FI’s grandma is already giving me a hard time. She and Future Mother-In-Law told me at Thanksgiving that if we say ‘no kids’ that means absolutely no kids. Well, they aren’t paying a dime, Fiance doesn’t like the kids, and from day 1, the whole family told me it would be best not to invite the kids….so they can shut up and leave me alone.
Post # 12
@KristenGotMarried: I like this idea! I don’t know why people are so offended when their kids don’t get invited. And the common reason I’ve heard is “well my kids would REALLY want to be there and they don’t want to miss it” REALLY? would they? or would it be like the wedding I went to as a kid where I barely remember it? I think adults have ulterior motives for wanting their kids there. Either they think their kids are “little adults” and go anywhere and everywhere with them or they want to show their kids off to friends and family? I’ve never met anyone who “can;t find a babysitter” that’s BS unless everyone in your circle is attending the same wedding….
Post # 13
Somewhat. We are having a “no kids 10 and under” rule, and there are a couple guests with kids in that age. One of them is my very close first cousin, who was 3 other siblings (youngest of whom is 19) who will be there, so it doesn’t make sense not to invite him. Another, more distant, cousin of mine has 4 or so kids (I honestly don’t even know how many) with ages ranging 2 yrs to 30ish yrs, but none of her kids will be invited because I hardly know any of them. It’s not favoritism/rudeness, it’s just the fact that I’m close with one of the kids and have never even met the others, so why would I uninvite the one I’m close to, or invite the ones I’ve never met, just to be “equal”?
Post # 14
I don’t agree with the “all or nothing” mentality when it comes to children and weddings. Most of the “kids” that we included were teenagers with the exception of our Ring Bearer who was 6. We did not include any other children (not even our niece who was 6 weeks old at the time). The children who we did include were there because they were either in the wedding (my cousins 2- ushers and 1- RB) or from Out of Town (DH’s cousins).
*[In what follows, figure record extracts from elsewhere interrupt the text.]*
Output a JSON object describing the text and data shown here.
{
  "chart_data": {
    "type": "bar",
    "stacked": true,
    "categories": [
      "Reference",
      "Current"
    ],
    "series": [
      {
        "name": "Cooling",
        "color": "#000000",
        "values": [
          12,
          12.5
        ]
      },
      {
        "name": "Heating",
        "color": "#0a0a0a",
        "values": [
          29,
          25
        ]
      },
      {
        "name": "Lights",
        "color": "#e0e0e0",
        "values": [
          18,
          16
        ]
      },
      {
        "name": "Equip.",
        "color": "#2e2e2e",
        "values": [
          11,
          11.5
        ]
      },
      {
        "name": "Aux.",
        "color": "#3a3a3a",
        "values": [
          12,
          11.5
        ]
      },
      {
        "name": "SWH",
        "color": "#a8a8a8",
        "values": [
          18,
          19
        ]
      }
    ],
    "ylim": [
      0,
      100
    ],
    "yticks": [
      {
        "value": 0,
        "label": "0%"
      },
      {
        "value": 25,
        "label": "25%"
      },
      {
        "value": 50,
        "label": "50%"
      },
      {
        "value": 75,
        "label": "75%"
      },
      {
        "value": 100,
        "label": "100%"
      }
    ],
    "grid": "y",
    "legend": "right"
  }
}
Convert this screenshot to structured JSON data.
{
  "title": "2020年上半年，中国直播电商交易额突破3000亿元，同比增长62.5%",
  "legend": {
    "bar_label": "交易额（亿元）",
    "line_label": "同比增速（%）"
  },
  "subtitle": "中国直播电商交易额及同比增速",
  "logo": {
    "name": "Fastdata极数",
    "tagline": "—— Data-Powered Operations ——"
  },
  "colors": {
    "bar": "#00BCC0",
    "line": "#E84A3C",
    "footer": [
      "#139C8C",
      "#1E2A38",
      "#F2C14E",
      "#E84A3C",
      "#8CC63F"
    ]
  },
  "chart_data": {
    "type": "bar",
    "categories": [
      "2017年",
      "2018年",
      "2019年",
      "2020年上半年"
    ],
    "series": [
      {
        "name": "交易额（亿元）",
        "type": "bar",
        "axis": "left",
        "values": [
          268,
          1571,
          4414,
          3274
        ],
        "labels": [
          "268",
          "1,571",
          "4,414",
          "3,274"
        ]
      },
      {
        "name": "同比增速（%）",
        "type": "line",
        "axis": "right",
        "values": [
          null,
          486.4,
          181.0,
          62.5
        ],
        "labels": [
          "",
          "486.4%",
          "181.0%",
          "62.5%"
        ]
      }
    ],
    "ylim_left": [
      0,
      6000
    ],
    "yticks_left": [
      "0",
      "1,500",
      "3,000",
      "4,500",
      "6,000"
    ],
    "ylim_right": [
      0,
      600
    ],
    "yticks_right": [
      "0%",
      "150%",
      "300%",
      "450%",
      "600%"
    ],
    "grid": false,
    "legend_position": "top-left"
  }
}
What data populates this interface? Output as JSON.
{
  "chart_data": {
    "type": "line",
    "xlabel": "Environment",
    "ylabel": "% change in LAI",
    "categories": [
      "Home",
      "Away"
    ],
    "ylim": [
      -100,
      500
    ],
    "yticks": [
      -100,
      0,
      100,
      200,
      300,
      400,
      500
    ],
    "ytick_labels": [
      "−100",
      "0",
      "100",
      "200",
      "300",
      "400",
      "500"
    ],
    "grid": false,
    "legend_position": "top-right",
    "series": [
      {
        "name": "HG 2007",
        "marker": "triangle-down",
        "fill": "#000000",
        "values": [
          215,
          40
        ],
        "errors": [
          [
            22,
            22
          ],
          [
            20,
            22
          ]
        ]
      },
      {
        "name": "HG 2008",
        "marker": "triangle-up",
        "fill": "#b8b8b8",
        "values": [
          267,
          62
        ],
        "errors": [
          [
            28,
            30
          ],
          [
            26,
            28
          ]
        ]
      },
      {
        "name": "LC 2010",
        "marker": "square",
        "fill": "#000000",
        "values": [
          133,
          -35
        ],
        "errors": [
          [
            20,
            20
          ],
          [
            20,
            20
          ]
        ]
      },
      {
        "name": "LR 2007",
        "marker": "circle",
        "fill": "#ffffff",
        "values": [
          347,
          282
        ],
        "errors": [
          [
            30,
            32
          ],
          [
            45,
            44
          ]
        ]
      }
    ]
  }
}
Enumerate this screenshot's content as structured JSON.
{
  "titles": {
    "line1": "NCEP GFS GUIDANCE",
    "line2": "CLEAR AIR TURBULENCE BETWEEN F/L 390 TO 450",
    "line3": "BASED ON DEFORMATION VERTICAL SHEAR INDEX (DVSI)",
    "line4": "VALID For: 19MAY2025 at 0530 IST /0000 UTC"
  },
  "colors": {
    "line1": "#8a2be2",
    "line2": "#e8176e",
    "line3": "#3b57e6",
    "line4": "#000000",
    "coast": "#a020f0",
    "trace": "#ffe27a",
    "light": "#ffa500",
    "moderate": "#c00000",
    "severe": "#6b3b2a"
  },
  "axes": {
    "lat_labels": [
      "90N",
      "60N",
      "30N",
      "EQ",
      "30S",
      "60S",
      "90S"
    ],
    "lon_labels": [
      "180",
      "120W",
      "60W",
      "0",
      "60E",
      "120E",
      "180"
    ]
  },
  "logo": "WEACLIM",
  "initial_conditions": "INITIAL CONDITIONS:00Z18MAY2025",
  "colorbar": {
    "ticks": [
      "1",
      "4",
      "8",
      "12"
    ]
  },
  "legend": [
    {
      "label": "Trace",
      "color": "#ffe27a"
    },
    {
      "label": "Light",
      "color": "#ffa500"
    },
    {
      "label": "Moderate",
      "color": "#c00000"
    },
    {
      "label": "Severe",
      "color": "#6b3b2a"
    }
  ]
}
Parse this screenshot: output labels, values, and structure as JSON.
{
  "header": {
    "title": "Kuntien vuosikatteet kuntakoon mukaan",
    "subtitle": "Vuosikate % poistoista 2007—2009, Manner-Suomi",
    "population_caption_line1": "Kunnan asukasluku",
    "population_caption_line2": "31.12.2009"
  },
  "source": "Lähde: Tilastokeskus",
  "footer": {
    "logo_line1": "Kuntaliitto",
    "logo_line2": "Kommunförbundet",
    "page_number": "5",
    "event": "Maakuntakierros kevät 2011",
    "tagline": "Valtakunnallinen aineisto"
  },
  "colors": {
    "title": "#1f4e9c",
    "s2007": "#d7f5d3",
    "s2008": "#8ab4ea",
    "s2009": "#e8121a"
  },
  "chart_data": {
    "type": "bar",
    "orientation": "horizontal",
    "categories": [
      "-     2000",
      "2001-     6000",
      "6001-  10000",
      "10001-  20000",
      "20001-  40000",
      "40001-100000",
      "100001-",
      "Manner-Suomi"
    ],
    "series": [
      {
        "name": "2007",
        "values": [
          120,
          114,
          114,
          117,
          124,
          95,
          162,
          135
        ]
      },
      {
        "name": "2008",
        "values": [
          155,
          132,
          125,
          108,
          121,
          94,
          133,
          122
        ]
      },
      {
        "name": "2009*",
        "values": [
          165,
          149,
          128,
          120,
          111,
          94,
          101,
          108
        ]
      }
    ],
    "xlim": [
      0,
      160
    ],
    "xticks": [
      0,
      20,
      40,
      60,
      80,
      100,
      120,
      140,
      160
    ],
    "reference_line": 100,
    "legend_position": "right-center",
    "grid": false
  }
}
I touched on the exceptions on our website so that atleast the info was out there. I let it be known ahead of time that while it was an “adults only” wedding, the kids who were part of the bridal party and any from Out of Town (thankfully just DH’s 2 cousins) would be in attendance. There was not a single complaint or douchebag rule breaker who took it upon themselves to bring their offspring. Those who were parents found sitters for their kids and considered our wedding a night off.
Post # 15
We invited the children of all the out-of-town guests. What that means is that the only kids who will show up are FI’s cousins, my two former students (who are the daughters of a bridesmaid and will be the flower girls), and then three more randoms. People might get miffed, but they can deal with it.